Es sind vor allem Frauen, die von den Geschichten über echte Verbrechen fasziniert sind, sagt Krimi-Expertin Sonja Hartl. Den Boom dieser „True Crime“-Bücher führt sie auch auf neue Plattformen wie Podcast zurück.
Andrea Gerk: Echte Verbrechen brachte früher vor allem mal Eduard Zimmermann mit „Aktenzeichen XY“ ins Haus. Inzwischen gibt es dazu einige Formate und vor allem eine ganze Reihe von „True Crime“-Magazinen, wie „Stern Crime“ und „Closer Crime“. Sonja Hartl, die auch Mitglied für die Jury für die Krimibestenliste ist, sie hat sich mit dieser Lust am wahren Bösen beschäftigt. Sie sind Expertin für Kriminalromane, also für das fiktive Verbrechen. Was ist denn eigentlich noch mal anders? Sie haben sich jetzt auch damit beschäftigt, wenn die Geschichten echt sind. Ist da der Grusel noch mal ein bisschen gruseliger?
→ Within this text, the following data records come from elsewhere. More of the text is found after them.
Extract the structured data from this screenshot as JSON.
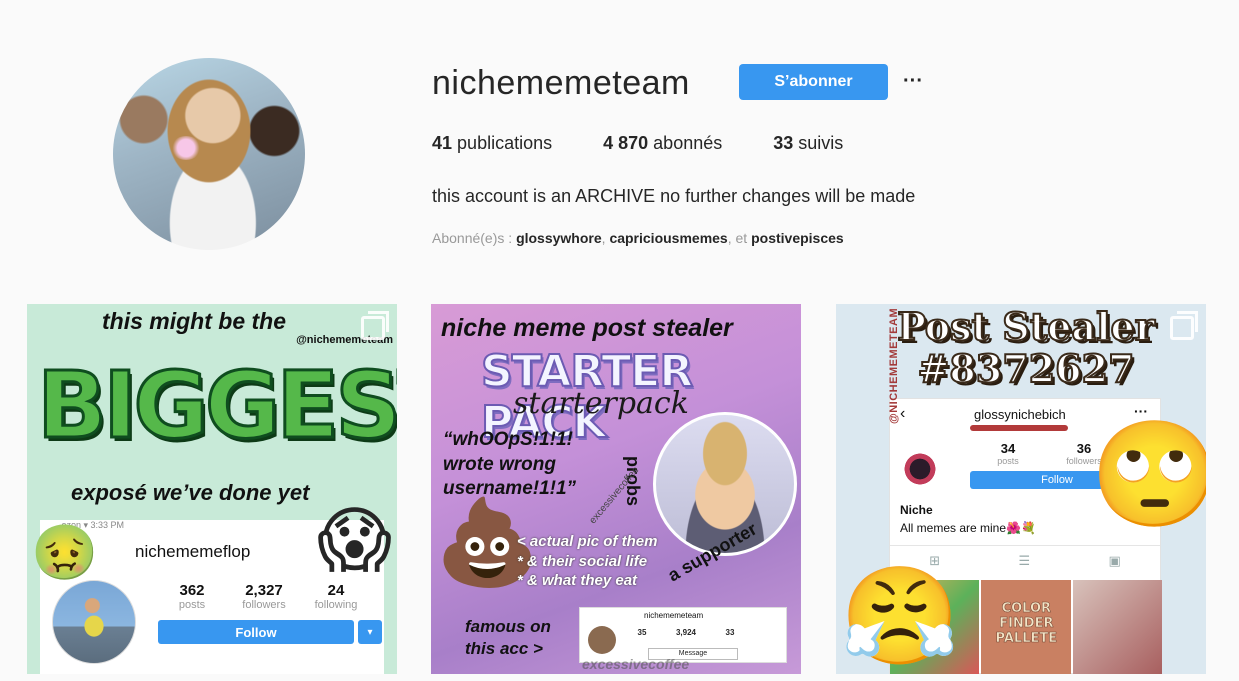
{
  "profile": {
    "username": "nichememeteam",
    "follow_label": "S’abonner",
    "more_label": "···",
    "stats": {
      "publications_count": "41",
      "publications_label": "publications",
      "followers_count": "4 870",
      "followers_label": "abonnés",
      "following_count": "33",
      "following_label": "suivis"
    },
    "bio": "this account is an ARCHIVE no further changes will be made",
    "followed_by": {
      "prefix": "Abonné(e)s : ",
      "accounts": [
        "glossywhore",
        "capriciousmemes",
        "postivepisces"
      ],
      "separator": ", ",
      "conjunction": ", et "
    }
  },
  "posts": [
    {
      "top_text": "this might be the",
      "handle": "@nichememeteam",
      "big_text": "BIGGEST",
      "bottom_text": "exposé we’ve done yet",
      "status_bar": "...ozon ▾          3:33 PM",
      "embedded_profile": {
        "name": "nichememeflop",
        "posts": "362",
        "posts_label": "posts",
        "followers": "2,327",
        "followers_label": "followers",
        "following": "24",
        "following_label": "following",
        "follow_label": "Follow",
        "dropdown_label": "▾"
      },
      "emojis": [
        "🤢",
        "😱"
      ]
    },
    {
      "title": "niche meme post stealer",
      "starter": "STARTER PACK",
      "script": "starterpack",
      "oops": "“whOOpS!1!1!\nwrote wrong\nusername!1!1”",
      "probs": "probs",
      "supporter": "a supporter",
      "circle_text": "excessivecoffee",
      "actual": "< actual pic of them\n* & their social life\n* & what they eat",
      "famous": "famous on\nthis acc >",
      "mini_profile": {
        "name": "nichememeteam",
        "posts": "35",
        "followers": "3,924",
        "following": "33",
        "message_label": "Message"
      },
      "watermark": "excessivecoffee",
      "emojis": [
        "💩"
      ]
    },
    {
      "title": "Post Stealer\n#8372627",
      "vertical_text": "@NICHEMEMETEAM",
      "embedded_profile": {
        "back": "‹",
        "name": "glossynichebich",
        "dots": "···",
        "posts": "34",
        "posts_label": "posts",
        "followers": "36",
        "followers_label": "followers",
        "follow_label": "Follow",
        "bio_name": "Niche",
        "bio": "All memes are mine🌺💐",
        "tabs": [
          "⊞",
          "☰",
          "▣"
        ],
        "grid_text": [
          "",
          "COLOR FINDER PALLETE",
          ""
        ]
      },
      "emojis": [
        "🙄",
        "😤"
      ]
    }
  ]
}
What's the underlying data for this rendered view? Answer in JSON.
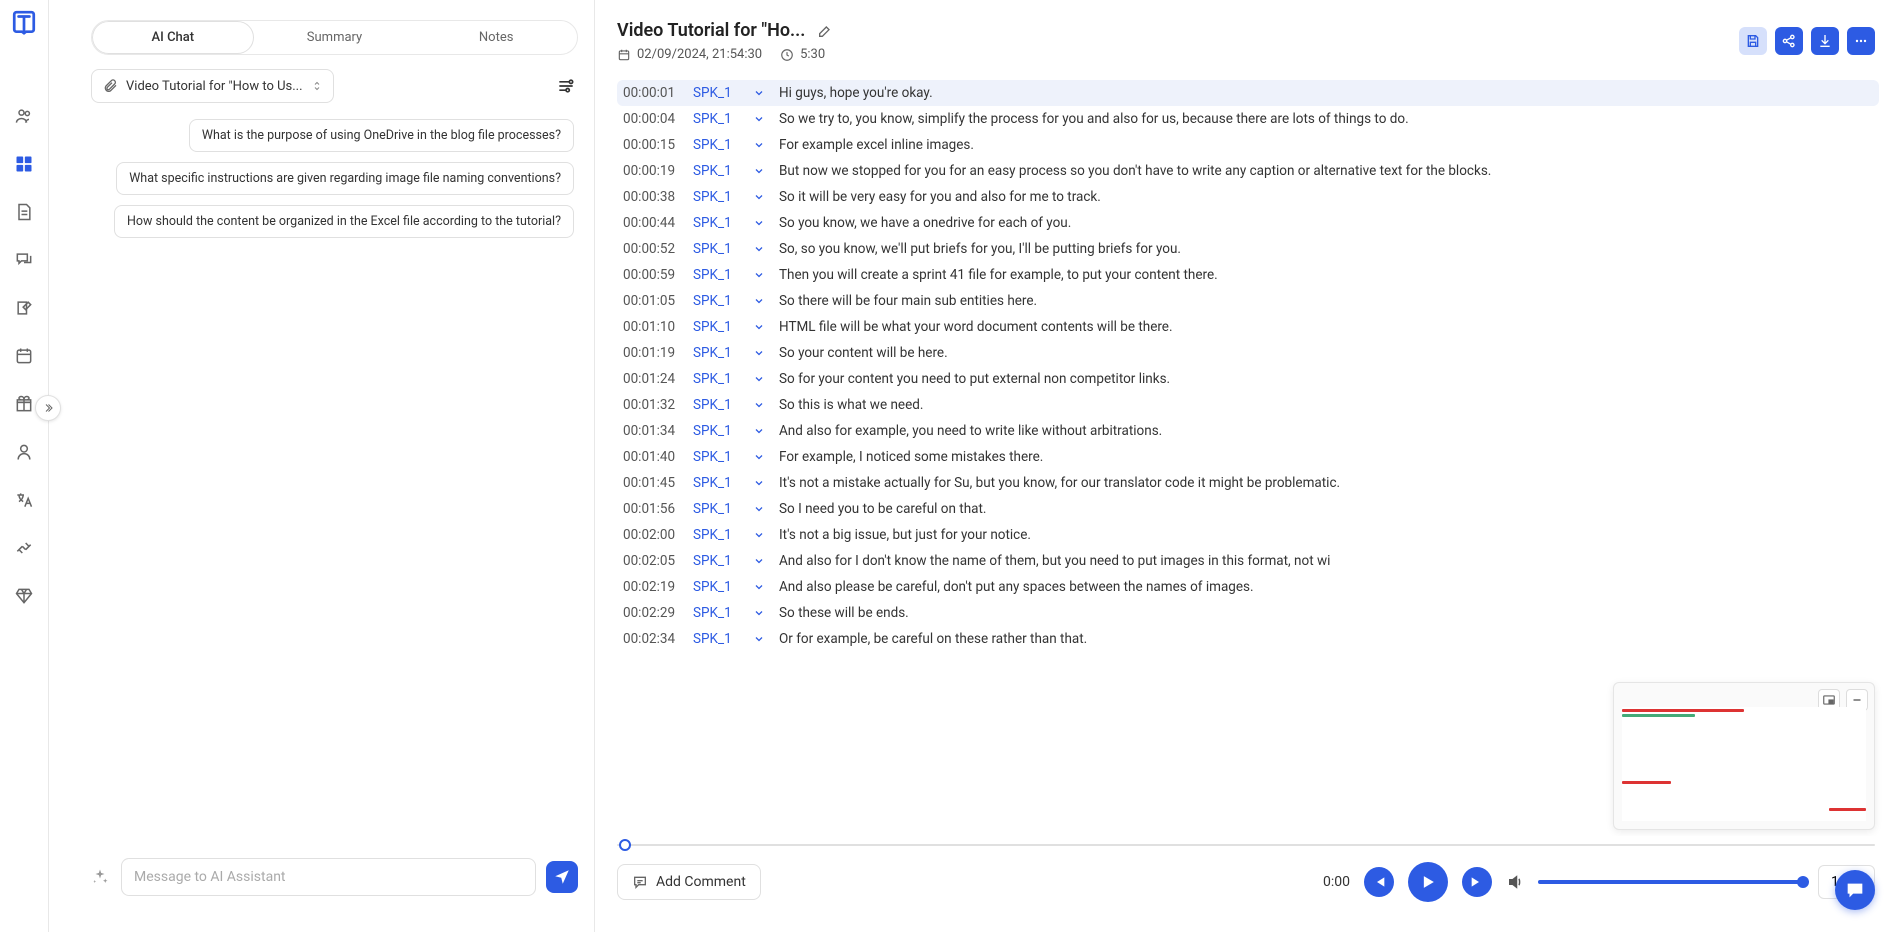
{
  "tabs": {
    "ai_chat": "AI Chat",
    "summary": "Summary",
    "notes": "Notes"
  },
  "source": {
    "label": "Video Tutorial for \"How to Us..."
  },
  "suggestions": [
    "What is the purpose of using OneDrive in the blog file processes?",
    "What specific instructions are given regarding image file naming conventions?",
    "How should the content be organized in the Excel file according to the tutorial?"
  ],
  "chat": {
    "placeholder": "Message to AI Assistant"
  },
  "header": {
    "title": "Video Tutorial for \"Ho...",
    "date": "02/09/2024, 21:54:30",
    "duration": "5:30"
  },
  "transcript": [
    {
      "ts": "00:00:01",
      "spk": "SPK_1",
      "txt": "Hi guys, hope you're okay.",
      "current": true
    },
    {
      "ts": "00:00:04",
      "spk": "SPK_1",
      "txt": "So we try to, you know, simplify the process for you and also for us, because there are lots of things to do."
    },
    {
      "ts": "00:00:15",
      "spk": "SPK_1",
      "txt": "For example excel inline images."
    },
    {
      "ts": "00:00:19",
      "spk": "SPK_1",
      "txt": "But now we stopped for you for an easy process so you don't have to write any caption or alternative text for the blocks."
    },
    {
      "ts": "00:00:38",
      "spk": "SPK_1",
      "txt": "So it will be very easy for you and also for me to track."
    },
    {
      "ts": "00:00:44",
      "spk": "SPK_1",
      "txt": "So you know, we have a onedrive for each of you."
    },
    {
      "ts": "00:00:52",
      "spk": "SPK_1",
      "txt": "So, so you know, we'll put briefs for you, I'll be putting briefs for you."
    },
    {
      "ts": "00:00:59",
      "spk": "SPK_1",
      "txt": "Then you will create a sprint 41 file for example, to put your content there."
    },
    {
      "ts": "00:01:05",
      "spk": "SPK_1",
      "txt": "So there will be four main sub entities here."
    },
    {
      "ts": "00:01:10",
      "spk": "SPK_1",
      "txt": "HTML file will be what your word document contents will be there."
    },
    {
      "ts": "00:01:19",
      "spk": "SPK_1",
      "txt": "So your content will be here."
    },
    {
      "ts": "00:01:24",
      "spk": "SPK_1",
      "txt": "So for your content you need to put external non competitor links."
    },
    {
      "ts": "00:01:32",
      "spk": "SPK_1",
      "txt": "So this is what we need."
    },
    {
      "ts": "00:01:34",
      "spk": "SPK_1",
      "txt": "And also for example, you need to write like without arbitrations."
    },
    {
      "ts": "00:01:40",
      "spk": "SPK_1",
      "txt": "For example, I noticed some mistakes there."
    },
    {
      "ts": "00:01:45",
      "spk": "SPK_1",
      "txt": "It's not a mistake actually for Su, but you know, for our translator code it might be problematic."
    },
    {
      "ts": "00:01:56",
      "spk": "SPK_1",
      "txt": "So I need you to be careful on that."
    },
    {
      "ts": "00:02:00",
      "spk": "SPK_1",
      "txt": "It's not a big issue, but just for your notice."
    },
    {
      "ts": "00:02:05",
      "spk": "SPK_1",
      "txt": "And also for I don't know the name of them, but you need to put images in this format, not wi"
    },
    {
      "ts": "00:02:19",
      "spk": "SPK_1",
      "txt": "And also please be careful, don't put any spaces between the names of images."
    },
    {
      "ts": "00:02:29",
      "spk": "SPK_1",
      "txt": "So these will be ends."
    },
    {
      "ts": "00:02:34",
      "spk": "SPK_1",
      "txt": "Or for example, be careful on these rather than that."
    }
  ],
  "player": {
    "add_comment": "Add Comment",
    "time": "0:00",
    "speed": "1x"
  }
}
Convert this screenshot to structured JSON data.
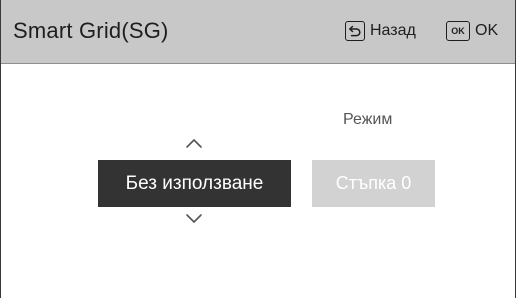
{
  "header": {
    "title": "Smart Grid(SG)",
    "back_label": "Назад",
    "ok_icon_text": "OK",
    "ok_label": "OK"
  },
  "picker": {
    "selected_value": "Без използване",
    "up_icon": "chevron-up-icon",
    "down_icon": "chevron-down-icon"
  },
  "mode": {
    "label": "Режим",
    "value": "Стъпка 0",
    "enabled": false
  },
  "colors": {
    "header_bg": "#c8c8c8",
    "selected_bg": "#333333",
    "disabled_bg": "#d2d2d2"
  }
}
Sonja Hartl: Es ist ein bisschen gruseliger, auch ein bisschen faszinierender, vor allem aber unmittelbarer. Denn es sind genau genommen wahre Geschichten mit echten Personen. Wenn man dann zum Beispiel „Falschaussagen“ von den Journalisten T. Christian Miller und Ken Armstrong liest, die die Geschichte der 18-jährigen Marie erzählen, die wirklich keine einfache Kindheit und Jugend hatte, dann vergewaltigt wird, das Richtige macht, zur Polizei geht und der dann nicht geglaubt wird, weil sie sich nicht angemessen verhält, weil sie sich nicht so verhält, wie man das von einem Vergewaltigungsopfer erwarten sollte, und dadurch werden dann keine Ermittlungen eingeleitet. Ein Serienvergewaltiger kann weiter vergewaltigen, und man erfährt nicht nur, dass er schreckliche Taten weiter begehen konnte, sondern auch, welche Folgen dieser Verdacht der Lüge für Marie selbst hatte. Dann nimmt einen das schon ein bisschen mehr mit, wenn man weiß, das ist tatsächlich passiert, das ist einer Frau passiert, und das ist jetzt kein plot device. Die Autoren machen auch kein Hehl daraus, dass sie ein klares Ziel verfolgen – das ist bei „True Crime“ nie der Fall –, sondern sie verfolgen immer noch so ein gesellschaftliches Engagement. Sie wollen auf Missstände aufmerksam machen, und dadurch engagiert man sich dann teilweise auch noch mehr als bei fiktiver Literatur.